High Resolution in Wide Exposure
The new FPA-5520iV LF2 Option highlights a high resolution of 0.8µm. It also features 4-shot exposure with minimal distortion to make possible a wide exposure field of 100×100mm. This enables mass production of large and dense packaging with circuit patterns that integrate 2.5D and 3D technologies.
Additionally, the FPA-5520iV LF2 Option reduces distortion aberration of less than 1/4 that of its predecessor model, the FPA-5520iV LF Option (released in April 2021). The new model also features a new projection optical system with greater light level uniformity. These advancements allow LF2 Option steppers to provide 0.8µm resolution across a large 52×68mm single-exposure field. At the same time, it makes possible an ultra-wide 100×100mm exposure field.
Moreover, the FPA-5520iV LF2 Option inherits the basic performance of the FPA-5520iV, which can handle warped reconstituted substrates. This is an issue that can occur in packaging layers during mass-production process. Also, it delivers the same high productivity to enhance availability by detecting alignment marks—even on the reconstituted substrates3 with large chip array variations.

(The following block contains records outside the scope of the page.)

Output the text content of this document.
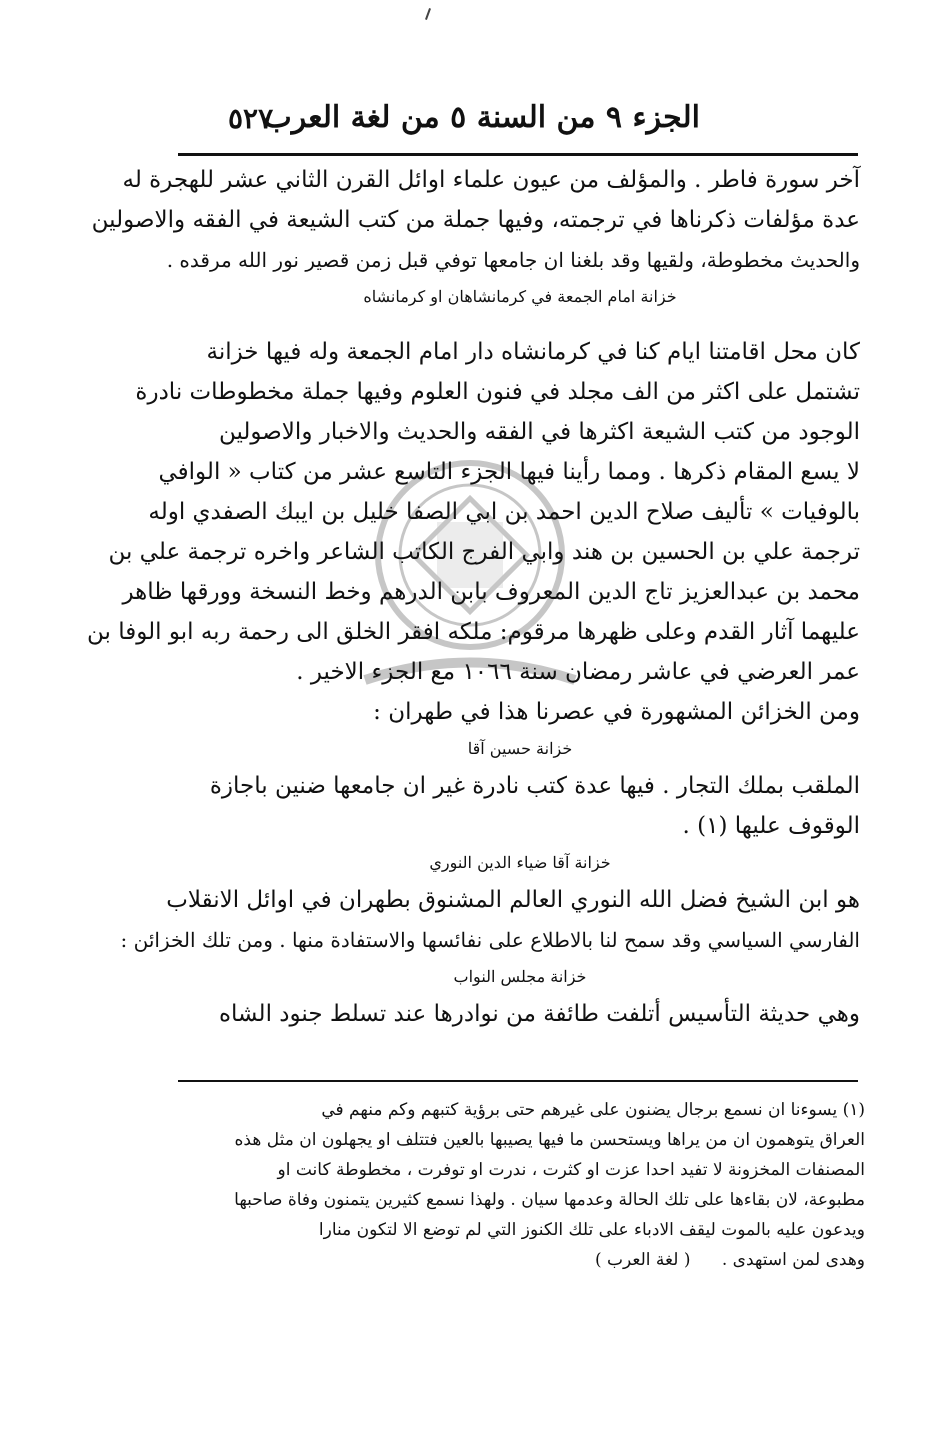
الجزء ٩ من السنة ٥ من لغة العرب
٥٢٧
آخر سورة فاطر . والمؤلف من عيون علماء اوائل القرن الثاني عشر للهجرة له
عدة مؤلفات ذكرناها في ترجمته، وفيها جملة من كتب الشيعة في الفقه والاصولين
والحديث مخطوطة، ولقيها وقد بلغنا ان جامعها توفي قبل زمن قصير نور الله مرقده .
خزانة امام الجمعة في كرمانشاهان او كرمانشاه
كان محل اقامتنا ايام كنا في كرمانشاه دار امام الجمعة وله فيها خزانة
تشتمل على اكثر من الف مجلد في فنون العلوم وفيها جملة مخطوطات نادرة
الوجود من كتب الشيعة اكثرها في الفقه والحديث والاخبار والاصولين
لا يسع المقام ذكرها . ومما رأينا فيها الجزء التاسع عشر من كتاب « الوافي
بالوفيات » تأليف صلاح الدين احمد بن ابي الصفا خليل بن ايبك الصفدي اوله
ترجمة علي بن الحسين بن هند وابي الفرج الكاتب الشاعر واخره ترجمة علي بن
محمد بن عبدالعزيز تاج الدين المعروف بابن الدرهم وخط النسخة وورقها ظاهر
عليهما آثار القدم وعلى ظهرها مرقوم: ملكه افقر الخلق الى رحمة ربه ابو الوفا بن
عمر العرضي في عاشر رمضان سنة ١٠٦٦ مع الجزء الاخير .
ومن الخزائن المشهورة في عصرنا هذا في طهران :
خزانة حسين آقا
الملقب بملك التجار . فيها عدة كتب نادرة غير ان جامعها ضنين باجازة
الوقوف عليها (١) .
خزانة آقا ضياء الدين النوري
هو ابن الشيخ فضل الله النوري العالم المشنوق بطهران في اوائل الانقلاب
الفارسي السياسي وقد سمح لنا بالاطلاع على نفائسها والاستفادة منها . ومن تلك الخزائن :
خزانة مجلس النواب
وهي حديثة التأسيس أتلفت طائفة من نوادرها عند تسلط جنود الشاه
(١) يسوءنا ان نسمع برجال يضنون على غيرهم حتى برؤية كتبهم وكم منهم في
العراق يتوهمون ان من يراها ويستحسن ما فيها يصيبها بالعين فتتلف او يجهلون ان مثل هذه
المصنفات المخزونة لا تفيد احدا عزت او كثرت ، ندرت او توفرت ، مخطوطة كانت او
مطبوعة، لان بقاءها على تلك الحالة وعدمها سيان . ولهذا نسمع كثيرين يتمنون وفاة صاحبها
ويدعون عليه بالموت ليقف الادباء على تلك الكنوز التي لم توضع الا لتكون منارا
وهدى لمن استهدى .
( لغة العرب )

Going forward, Canon will strive to support further technological innovation by expanding its lineup of semiconductor lithography system offerings not only for front-end semiconductor chip manufacturing processes, but also systems that support state-of-the-art back-end packaging technologies.
1Packaging to combine different chips. The chips can be placed close together and connected electrically by a number of circuits to increase processing capability.
2Refers to Through Silicon Via (TSV) technology, where memory chips are stacked to achieve high capacity.
3Wafers created by attaching and encasing in resin multiple individual semiconductor chips that are produced during the front-end processes of semiconductor manufacturing.